Wednesday, March 11, 2015

The Republicans Are a Hot Mess Right Now

It's almost hard to remember that time four months ago when Majority Leader Mitch McConnell and Speaker John Boehner were writing op-eds in the Wall Street Journal reveling in their success in the 2014 midterms and promising to prove the skeptics wrong with all they were going to accomplish.

Then reality hit. We've seen them:
  • Completely bungle their own attempt to tie funding for the Department of Homeland Security to repeal of President Obama's executive orders on immigration.
  • Politicize the response to negotiations with Iran by not informing President Obama of the invitation to PM Netanyahu to address Congress.
  • Fail to over-ride President Obama's veto of their bill to approve the Keystone Pipeline.
  • Send only token support to the 50th Anniversary commemoration in Selma, AL.
  • Sign a letter to the leaders of Iran that basically undermines the President's negotiations.
In the midst of all this, we learned that Boehner doesn't talk to McConnell and that he basically says things because it's the "easiest thing to solve his immediate problem."

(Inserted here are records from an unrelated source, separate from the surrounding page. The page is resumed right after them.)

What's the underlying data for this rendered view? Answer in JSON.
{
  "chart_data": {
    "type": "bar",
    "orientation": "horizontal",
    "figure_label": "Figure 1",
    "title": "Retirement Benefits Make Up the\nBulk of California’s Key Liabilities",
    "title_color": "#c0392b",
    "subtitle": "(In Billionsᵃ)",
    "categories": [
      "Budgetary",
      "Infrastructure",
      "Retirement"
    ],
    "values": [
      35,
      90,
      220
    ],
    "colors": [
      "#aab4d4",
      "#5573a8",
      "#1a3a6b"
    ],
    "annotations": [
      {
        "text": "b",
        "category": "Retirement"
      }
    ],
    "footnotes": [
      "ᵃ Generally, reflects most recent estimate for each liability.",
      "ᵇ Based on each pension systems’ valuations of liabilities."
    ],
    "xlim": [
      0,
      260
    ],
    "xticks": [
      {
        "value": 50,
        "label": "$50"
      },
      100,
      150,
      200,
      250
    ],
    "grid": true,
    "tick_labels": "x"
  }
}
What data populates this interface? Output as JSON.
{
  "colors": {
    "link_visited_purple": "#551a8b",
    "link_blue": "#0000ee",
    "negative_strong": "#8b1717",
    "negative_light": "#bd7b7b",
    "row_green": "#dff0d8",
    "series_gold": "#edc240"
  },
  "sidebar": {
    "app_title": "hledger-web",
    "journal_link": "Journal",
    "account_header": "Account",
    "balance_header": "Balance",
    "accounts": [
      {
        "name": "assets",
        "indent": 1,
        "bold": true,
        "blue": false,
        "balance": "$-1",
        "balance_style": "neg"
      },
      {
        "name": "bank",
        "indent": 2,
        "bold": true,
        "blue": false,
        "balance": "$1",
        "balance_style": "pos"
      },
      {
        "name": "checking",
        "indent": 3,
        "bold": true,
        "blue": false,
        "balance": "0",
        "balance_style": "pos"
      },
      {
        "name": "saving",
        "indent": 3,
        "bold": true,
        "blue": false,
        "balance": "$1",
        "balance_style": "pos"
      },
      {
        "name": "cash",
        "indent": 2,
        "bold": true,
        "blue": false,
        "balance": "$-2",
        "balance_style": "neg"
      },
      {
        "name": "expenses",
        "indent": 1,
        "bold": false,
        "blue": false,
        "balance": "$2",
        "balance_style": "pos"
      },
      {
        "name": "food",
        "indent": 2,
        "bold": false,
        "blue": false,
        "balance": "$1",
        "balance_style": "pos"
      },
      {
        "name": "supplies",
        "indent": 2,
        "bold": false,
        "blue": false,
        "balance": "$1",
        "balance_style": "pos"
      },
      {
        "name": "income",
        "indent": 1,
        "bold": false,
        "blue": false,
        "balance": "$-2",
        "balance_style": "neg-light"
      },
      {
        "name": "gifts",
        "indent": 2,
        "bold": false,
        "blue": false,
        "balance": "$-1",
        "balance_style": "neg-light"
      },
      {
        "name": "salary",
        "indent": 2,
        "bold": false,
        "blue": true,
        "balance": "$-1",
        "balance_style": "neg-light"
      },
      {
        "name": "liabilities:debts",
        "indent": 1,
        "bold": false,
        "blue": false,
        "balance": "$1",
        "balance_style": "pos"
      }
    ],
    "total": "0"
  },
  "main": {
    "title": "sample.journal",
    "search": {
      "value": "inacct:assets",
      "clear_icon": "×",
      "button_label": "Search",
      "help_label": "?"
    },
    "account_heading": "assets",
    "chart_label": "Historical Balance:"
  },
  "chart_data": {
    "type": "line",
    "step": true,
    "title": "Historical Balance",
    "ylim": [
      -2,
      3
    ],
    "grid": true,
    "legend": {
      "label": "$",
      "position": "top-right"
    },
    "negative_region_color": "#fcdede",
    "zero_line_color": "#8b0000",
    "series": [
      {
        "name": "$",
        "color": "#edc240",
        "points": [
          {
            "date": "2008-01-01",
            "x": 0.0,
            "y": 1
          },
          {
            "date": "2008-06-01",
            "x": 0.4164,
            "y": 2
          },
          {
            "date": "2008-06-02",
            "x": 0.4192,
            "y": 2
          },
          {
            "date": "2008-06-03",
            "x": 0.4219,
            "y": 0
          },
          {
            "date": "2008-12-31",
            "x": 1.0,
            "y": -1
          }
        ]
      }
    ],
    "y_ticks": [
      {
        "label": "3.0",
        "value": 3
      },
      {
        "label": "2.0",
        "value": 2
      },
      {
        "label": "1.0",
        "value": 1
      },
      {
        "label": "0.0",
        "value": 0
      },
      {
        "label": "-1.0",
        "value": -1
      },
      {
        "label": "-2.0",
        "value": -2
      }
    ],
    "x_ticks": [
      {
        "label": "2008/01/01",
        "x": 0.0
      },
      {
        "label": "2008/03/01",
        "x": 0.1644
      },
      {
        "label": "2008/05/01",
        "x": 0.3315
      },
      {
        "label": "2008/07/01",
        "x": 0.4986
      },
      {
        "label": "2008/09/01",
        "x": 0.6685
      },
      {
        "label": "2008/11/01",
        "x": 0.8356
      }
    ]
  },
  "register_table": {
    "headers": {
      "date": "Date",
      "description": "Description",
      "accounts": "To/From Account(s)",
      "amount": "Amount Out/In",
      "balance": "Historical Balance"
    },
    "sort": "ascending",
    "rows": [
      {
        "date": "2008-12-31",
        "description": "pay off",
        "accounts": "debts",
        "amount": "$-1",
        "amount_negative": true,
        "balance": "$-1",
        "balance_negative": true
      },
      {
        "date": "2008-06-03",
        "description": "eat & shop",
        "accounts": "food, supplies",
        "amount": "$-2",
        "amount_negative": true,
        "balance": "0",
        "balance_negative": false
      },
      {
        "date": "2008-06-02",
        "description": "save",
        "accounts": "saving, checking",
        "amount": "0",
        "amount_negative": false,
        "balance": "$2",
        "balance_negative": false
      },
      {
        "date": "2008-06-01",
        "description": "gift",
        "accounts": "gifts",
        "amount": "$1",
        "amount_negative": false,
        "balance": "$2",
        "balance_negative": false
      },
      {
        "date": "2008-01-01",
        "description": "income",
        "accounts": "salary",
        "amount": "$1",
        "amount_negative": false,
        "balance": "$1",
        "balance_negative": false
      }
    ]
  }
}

All of that helps us understand why a freshman Senator from Arkansas was able to write a condescending letter to the leaders of Iran that was short on constitutional knowledge and get it signed by 87% of the Senate GOP caucus. One has to wonder who's running the show right about now. It seems as if an awful lot of Republicans aren't taking any of this seriously when GOP Senate staffers call the letter a "cheeky joke," and Senator McCain - who signed the letter - now says it wasn't the "most effective" response.

Michael Gerson, former speechwriter for President George W. Bush, summed it up this way:
The document was crafted by a senator with two months of experience under his belt. It was signed by some members rushing off the Senate floor to catch airplanes, often with little close analysis. Many of the 47 signatories reasoned that Senate Majority Leader Mitch McConnell’s endorsement was vetting enough. There was no caucus-wide debate about strategy; no consultation with Senate Foreign Relations Committee Chairman Bob Corker (R-Tenn.), who has studiously followed the nuclear talks (and who refused to sign).

This was a foreign policy maneuver, in the middle of a high-stakes negotiation, with all the gravity and deliberation of a blog posting. In timing, tone and substance, it raises questions about the Republican majority’s capacity to govern.
This is the definition of a party in disarray. And its all happening just as their two frontrunners for the 2016 presidential nomination are starting to throw some elbows at each other. There will be a lot more of that over the next few months.

I say all of this - not because I take pleasure in it - but because I think that Sun Tzu was right.
If you know the enemy and know yourself, you need not fear the result of a hundred battles. If you know yourself but not the enemy, for every victory gained you will also suffer a defeat. If you know neither the enemy nor yourself, you will succumb in every battle.
Or as Fred Kaplan said in an article titled: Amateur Hour:
It is a useful thing when a political party reveals itself as utterly unsuited for national leadership.

4 comments:

  1. Well said. Now they are trying to say, somehow the president brought this on himself.....

    ReplyDelete
  2. What a godawful embarrassment. Obama's status as "the only adult in the room" has never been more true than now.